Il blog degli studenti del Bachelor of Arts SUPSI
in Comunicazione visiva

10/11/2013

Bienvenida en Barcellona! - Anna Masdea

Erasmus non è soltanto una diversa esperienza di studio ma anche un nuova possibilità di interagire e stringere forti amicizie. Anna Masdea, in partenza da Lugano con destinazione Barcellona, ci racconta la sua esperienza.

Il 2 febbraio 2013 sono atterrata a Barcellona con la consapevolezza che non avrei lasciato quella terra per i sei mesi a venire. Era ufficialmente iniziata la mia esperienza Erasmus in terra spagnola! Mi sono concessa un paio di settimane per conoscere la città e i ritmi che la caratterizzano, per poi piombare a tempo pieno nella routine di Barcellona.
Ho iniziato a frequentare la BAU (Escola Superiore de Disseny) senza sapere esattamente cosa aspettarmi. L'accoglienza iniziale è stata molto calorosa e così si è mantenuta per tutto il semestre. Il primo periodo ho dovuto affrontare il problema linguistico e di integrazione, entrambi però molto facilmente risolvibili data la vicinanza culturale tra Spagna e Italia. La difficoltà maggiore è stata confrontarsi con l'ambiente catalano. La differenza di lingua e di pensiero è talmente alta e lontana da quanto mi aspettassi che in un primo momento mi sono trovata un po’ spaesata. 

Il metodo di insegnamento è molto differente rispetto a quello utilizzato dalla SUPSI. Durante la mia permanenza ho affrontato solo una piccola parte di quella che viene considerata Comunicazione Visiva. Molto spazio viene dedicato all'approfondimento dei singoli programmi e poco invece all'esperienza di gruppo e di collaborazione per lo sviluppo di un progetto.  Ciò che critico maggiormente è il fatto che le materie insegnate si sviluppavano all’interno di un campo molto ristretto, senza interagire con altre materie, cosa che invece avviene spesso e volentieri alla SUPSI. Tale limitazione non sviluppa la capacità di creare un prodotto completo sotto tutti i punti di vista.
Durante la mia permanenza a Barcellona ho lavorato anche in un ristorante arricchendo maggiormente la mia esperienza anche da un punto di vista lavorativo.
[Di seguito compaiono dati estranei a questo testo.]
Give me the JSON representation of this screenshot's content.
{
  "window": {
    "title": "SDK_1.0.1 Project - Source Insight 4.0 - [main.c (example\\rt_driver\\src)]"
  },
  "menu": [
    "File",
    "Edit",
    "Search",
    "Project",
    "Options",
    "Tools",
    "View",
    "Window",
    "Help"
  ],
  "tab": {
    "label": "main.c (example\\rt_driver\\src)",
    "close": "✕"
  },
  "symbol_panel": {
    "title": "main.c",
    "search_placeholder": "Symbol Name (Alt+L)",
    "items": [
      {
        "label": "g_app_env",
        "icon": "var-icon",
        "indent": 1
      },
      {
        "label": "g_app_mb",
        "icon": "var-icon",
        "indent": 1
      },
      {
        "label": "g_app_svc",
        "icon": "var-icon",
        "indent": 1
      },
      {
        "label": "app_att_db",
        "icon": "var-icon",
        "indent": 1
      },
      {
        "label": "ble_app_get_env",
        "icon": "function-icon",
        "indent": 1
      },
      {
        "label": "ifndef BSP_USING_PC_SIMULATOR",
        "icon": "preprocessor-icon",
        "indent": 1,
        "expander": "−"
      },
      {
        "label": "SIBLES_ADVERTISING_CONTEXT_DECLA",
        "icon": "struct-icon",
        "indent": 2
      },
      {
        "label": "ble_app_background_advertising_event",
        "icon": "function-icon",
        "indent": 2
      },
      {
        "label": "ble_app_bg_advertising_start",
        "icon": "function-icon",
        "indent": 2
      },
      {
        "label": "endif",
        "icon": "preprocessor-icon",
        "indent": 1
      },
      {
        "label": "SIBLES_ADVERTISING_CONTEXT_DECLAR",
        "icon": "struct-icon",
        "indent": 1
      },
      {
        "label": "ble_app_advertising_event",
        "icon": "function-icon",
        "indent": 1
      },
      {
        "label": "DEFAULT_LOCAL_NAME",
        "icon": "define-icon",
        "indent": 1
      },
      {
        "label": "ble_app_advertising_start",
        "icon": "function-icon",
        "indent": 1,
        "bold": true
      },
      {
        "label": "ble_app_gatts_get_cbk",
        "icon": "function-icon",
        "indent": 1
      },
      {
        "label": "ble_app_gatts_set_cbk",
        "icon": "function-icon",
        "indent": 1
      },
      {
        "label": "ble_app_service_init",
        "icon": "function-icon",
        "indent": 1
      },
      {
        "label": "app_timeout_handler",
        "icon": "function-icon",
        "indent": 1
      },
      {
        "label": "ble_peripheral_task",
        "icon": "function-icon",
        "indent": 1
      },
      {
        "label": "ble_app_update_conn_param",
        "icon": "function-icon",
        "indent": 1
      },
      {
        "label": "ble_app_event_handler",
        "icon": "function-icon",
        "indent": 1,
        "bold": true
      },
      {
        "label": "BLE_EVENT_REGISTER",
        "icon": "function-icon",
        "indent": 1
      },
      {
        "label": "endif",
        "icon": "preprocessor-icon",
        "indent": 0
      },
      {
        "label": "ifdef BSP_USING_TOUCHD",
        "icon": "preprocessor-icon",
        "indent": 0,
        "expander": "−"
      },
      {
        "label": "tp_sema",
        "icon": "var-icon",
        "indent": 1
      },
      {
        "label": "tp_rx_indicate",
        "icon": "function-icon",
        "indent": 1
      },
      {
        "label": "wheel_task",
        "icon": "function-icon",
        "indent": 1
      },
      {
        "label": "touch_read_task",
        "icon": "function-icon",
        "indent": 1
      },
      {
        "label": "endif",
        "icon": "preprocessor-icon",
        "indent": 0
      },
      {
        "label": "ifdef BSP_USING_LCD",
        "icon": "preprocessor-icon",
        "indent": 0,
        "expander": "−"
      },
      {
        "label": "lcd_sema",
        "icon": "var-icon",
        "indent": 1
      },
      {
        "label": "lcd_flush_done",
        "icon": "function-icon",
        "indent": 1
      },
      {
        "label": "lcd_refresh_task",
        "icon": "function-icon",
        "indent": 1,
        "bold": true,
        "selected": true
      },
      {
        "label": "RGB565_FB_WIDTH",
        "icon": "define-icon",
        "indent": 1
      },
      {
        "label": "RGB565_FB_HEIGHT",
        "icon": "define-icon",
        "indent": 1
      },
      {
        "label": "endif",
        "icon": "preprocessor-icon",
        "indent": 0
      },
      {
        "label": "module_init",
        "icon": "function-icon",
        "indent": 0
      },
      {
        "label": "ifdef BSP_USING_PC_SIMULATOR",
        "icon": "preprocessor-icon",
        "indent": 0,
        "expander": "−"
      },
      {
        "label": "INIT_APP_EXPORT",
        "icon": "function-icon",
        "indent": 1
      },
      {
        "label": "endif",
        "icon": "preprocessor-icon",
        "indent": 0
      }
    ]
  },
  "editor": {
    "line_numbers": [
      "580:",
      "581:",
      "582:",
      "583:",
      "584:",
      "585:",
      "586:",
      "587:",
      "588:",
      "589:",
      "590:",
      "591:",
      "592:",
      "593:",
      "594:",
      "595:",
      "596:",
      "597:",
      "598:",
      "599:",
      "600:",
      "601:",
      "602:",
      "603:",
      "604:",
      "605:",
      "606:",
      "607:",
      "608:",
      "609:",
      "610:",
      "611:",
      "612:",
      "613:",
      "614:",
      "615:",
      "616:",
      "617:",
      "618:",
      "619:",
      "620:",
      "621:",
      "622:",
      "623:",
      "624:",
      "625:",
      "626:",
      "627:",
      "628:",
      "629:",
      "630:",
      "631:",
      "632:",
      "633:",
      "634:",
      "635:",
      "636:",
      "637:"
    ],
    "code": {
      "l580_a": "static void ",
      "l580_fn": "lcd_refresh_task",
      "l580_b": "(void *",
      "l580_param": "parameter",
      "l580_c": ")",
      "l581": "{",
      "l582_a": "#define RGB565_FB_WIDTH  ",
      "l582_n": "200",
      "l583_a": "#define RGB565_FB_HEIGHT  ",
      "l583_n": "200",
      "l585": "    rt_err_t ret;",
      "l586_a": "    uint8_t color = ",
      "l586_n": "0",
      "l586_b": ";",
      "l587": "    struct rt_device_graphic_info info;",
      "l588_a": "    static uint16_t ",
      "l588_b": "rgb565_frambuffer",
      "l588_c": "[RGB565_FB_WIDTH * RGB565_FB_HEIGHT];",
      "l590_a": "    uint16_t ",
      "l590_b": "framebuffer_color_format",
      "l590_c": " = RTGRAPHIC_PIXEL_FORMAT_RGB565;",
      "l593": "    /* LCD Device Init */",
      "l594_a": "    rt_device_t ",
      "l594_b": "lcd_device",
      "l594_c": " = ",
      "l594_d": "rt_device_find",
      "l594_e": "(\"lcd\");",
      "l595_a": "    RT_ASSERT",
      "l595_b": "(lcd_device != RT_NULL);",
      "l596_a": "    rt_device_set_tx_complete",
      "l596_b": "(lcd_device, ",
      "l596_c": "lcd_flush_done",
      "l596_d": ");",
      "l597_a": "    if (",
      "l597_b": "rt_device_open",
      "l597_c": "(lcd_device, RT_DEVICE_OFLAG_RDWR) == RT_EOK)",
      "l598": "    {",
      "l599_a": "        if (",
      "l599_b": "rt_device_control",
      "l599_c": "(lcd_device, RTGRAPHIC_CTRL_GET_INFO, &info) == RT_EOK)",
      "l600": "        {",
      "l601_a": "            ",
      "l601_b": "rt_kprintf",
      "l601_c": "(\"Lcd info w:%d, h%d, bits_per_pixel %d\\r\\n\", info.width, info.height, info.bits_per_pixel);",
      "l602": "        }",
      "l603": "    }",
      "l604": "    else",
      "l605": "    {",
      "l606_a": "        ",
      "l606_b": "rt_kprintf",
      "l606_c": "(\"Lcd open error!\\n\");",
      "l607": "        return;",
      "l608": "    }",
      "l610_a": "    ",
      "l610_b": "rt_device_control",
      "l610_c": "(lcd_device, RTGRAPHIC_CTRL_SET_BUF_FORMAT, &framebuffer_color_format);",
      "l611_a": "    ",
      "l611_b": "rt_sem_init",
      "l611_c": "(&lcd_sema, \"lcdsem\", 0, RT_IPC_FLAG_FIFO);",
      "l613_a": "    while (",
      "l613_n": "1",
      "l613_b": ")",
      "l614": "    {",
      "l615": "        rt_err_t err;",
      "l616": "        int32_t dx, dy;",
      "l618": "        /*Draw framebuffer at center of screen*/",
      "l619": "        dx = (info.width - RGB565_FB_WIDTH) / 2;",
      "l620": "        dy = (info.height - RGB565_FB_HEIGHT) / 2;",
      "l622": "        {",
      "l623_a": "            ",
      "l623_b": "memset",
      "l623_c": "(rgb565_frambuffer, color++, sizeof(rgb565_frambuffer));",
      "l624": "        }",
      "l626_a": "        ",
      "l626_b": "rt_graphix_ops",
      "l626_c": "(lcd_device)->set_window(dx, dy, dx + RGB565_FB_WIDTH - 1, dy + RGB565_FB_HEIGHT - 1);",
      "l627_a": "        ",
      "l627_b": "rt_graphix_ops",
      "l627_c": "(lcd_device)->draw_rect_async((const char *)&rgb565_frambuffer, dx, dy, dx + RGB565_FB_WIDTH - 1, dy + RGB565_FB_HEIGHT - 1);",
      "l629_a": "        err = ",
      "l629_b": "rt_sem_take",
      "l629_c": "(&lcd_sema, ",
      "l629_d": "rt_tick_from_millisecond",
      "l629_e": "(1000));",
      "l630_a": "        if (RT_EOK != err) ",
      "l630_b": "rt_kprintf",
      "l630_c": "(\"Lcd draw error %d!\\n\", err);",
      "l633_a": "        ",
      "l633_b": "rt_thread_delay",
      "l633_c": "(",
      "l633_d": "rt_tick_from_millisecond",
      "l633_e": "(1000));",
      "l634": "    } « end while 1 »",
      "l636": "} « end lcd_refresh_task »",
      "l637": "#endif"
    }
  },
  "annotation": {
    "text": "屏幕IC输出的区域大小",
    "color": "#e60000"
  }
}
Questo lavoro mi ha aiutato moltissimo nello sviluppo della lingua e nelle relazioni.

Ciò che più ho apprezzato della mia esperienza è stata la possibilità di conoscere a fondo ciò che rappresenta la vita spagnola e la gente che  vive in questa terra. L’occasione di stringere solide amicizie credo sia stata la fortuna più grande che ho avuto. Normalmente si viaggia, si incontrano persone e si riparte. Quando ci si può stabilire in un posto per motivi scolastici e lavorativi si ha la possibilità di approfondire la conoscenza dell'ambiente e delle persone in maniera molto più radicale. 
Agosto è arrivato volando e con un bagaglio doppio ho dovuto riprendere l'aereo da quello stesso aeroporto dove solo sei mesi prima ero arrivata senza alcuna idea di ciò che mi sarei portata a casa.
Non credo sia necessario consigliare un Erasmus, quanto piuttosto consigliare un viaggio, che non duri una settimana ma nemmeno una vita; un viaggio che duri il tempo di portarti a casa conoscenze e esperienze nuove.